“Reformas estruturais profundas”? Comece-se com a Parpública
“Uma longa viagem começa com um único passo.”
(Lao Tse)
Um grupo de 30 personalidades apresentou esta semana um manifesto a defender “reformas estruturais profundas” em Portugal, nomeadamente no papel do Estado na economia. Um bom pretexto para refletir como podem estes 30 ter sucesso onde tantos falharam. Podemos falar na Saúde e em tantos outros setores, mas, como nos diz Lao Tse, vamos ser práticos e começar nas participações formais do Estado em empresas, relembrando quão difícil isso tem sido olhando para o que se passou nestes últimos 20 anos. O que se segue vem em boa parte dum artigo aqui publicado em janeiro, mas nunca é demais denunciar trapalhadas.
Em 2002 o Governo extingue o IPE, um polvo que controlava 27 participações, prometendo passar o portefólio à esfera privada. Não foi assim e hoje temos uma situação muito parecida na Parpública, um gigante com, pelo menos, 20 participações, das quais 13 de controlo.
Sempre houve uma tentação em tomar de posse (i.e. Efacec) e uma enorme resistência em deixar partir. Só para referência, Espanha, uma economia dez vezes maior, passou de ter 130 empresas públicas maioritárias e de propriedade direta, em 1985, para apenas 16 hoje.
Ciente da necessidade de desmantelar a Parpública, o Governo AD constituiu há cinco meses um Grupo de Trabalho para “identificar as empresas (da Parpública) consideradas estratégicas e (...) propor o modo de privatizar as restantes, adiantando uma estimativa da receita decorrente da alienação”. Uma missão lírica que por três razões não vai a lado nenhum.
Primeiro, o grupo é liderado pelo próprio VP da Parpública e formado por profissionais de carreira da Função Pública ... não estou a gozar.
Segundo, os critérios de seleção são insanos: consideram-se estratégicos os setores que “respeitam ao desempenho de funções de soberania, (...) ou onde as falhas de mercado exijam a intervenção pública”. Funções de soberania? Falhas de mercado? Isso dá para justificar qualquer coisa.
E terceiro, o primeiro sinal que surge deste Grupo de Trabalho - RTP, CGD, Águas de Portugal (AdP) e Companhia das Lezírias (CL) - são considerados ativos estratégicos ou seja inalienáveis. Faz algum sentido o Estado ter um grupo de media? Ou por que não cotar a AdP em bolsa, como em tantos países europeus e o Estado manter uma participação, impedindo, aliás, o acesso arbitrário aos resultados como fez Medina em 2024? E, para justificar o absurdo da Companhia da Lezírias (CL) - que fatura menos de 10M€ e tem 3M€ de resultados - estar no Estado, “garante que se consiga o máximo de eficiência produtiva com sustentabilidade ambiental. Quando há privados há mais tendência para o desequilíbrio, mais para a eficiência produtiva e menos para a protecção do ambiente”. Esta afirmação da Parpública é uma afronta à economia nacional privada e reflete uma doutrina marxista (senão soviética) que não se compreende sob um Governo reformista de centro.

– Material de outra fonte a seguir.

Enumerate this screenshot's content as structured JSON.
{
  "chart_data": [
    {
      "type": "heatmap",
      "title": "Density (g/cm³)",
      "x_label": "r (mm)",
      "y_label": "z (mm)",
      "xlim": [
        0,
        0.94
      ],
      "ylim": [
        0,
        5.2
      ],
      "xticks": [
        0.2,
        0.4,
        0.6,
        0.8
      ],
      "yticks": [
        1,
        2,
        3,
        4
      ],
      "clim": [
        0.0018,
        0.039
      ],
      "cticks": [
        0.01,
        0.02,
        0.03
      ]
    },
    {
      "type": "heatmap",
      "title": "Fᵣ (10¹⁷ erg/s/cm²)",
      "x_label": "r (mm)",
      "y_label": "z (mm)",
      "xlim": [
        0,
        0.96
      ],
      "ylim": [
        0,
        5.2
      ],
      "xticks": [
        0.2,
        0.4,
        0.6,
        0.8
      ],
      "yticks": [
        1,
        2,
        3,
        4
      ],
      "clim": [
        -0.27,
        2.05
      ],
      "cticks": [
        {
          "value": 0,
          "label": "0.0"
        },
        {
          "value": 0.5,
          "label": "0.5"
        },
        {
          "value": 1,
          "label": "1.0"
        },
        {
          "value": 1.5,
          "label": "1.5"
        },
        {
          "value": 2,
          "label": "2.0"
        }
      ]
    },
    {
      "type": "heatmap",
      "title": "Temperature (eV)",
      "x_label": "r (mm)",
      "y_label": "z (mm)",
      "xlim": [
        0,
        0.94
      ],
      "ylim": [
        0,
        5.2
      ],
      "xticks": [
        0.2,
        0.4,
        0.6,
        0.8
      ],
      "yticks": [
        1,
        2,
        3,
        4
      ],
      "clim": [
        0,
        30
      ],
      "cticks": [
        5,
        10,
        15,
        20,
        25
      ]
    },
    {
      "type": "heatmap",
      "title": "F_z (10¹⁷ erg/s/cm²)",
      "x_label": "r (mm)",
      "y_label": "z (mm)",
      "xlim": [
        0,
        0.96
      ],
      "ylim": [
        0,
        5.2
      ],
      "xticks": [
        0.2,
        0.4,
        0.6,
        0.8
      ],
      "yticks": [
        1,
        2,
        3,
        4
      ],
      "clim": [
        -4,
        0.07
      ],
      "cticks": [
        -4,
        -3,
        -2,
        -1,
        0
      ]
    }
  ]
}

Claro que precisamos das “reformas estruturais profundas” reinvindicadas pelo Manifesto. Mas se este Grupo de 30 personalidades quer, de facto, acrescentar valor ao país e não se ficar pelas generalidades que soam muito bem nos noticiários, mas não levam a lado nenhum, que comecem por pôr ordem neste processo da Parpública. Que criem um novo modelo que saiba separar os ativos com racionalidade e coragem, que saiba vender bem o que tem de vender e montar modelos de regulação eficazes (caso da AdP), algo raro em Portugal. E que estejam à altura da reputação dos seus nomes e que acabem duma vez, com ação e coragem, com 20 anos do Estado a brincar às empresas à custa dos contribuintes, que tantos biliões têm perdido através desta política soviética que dura há tempo demais. Os dados estão lançados.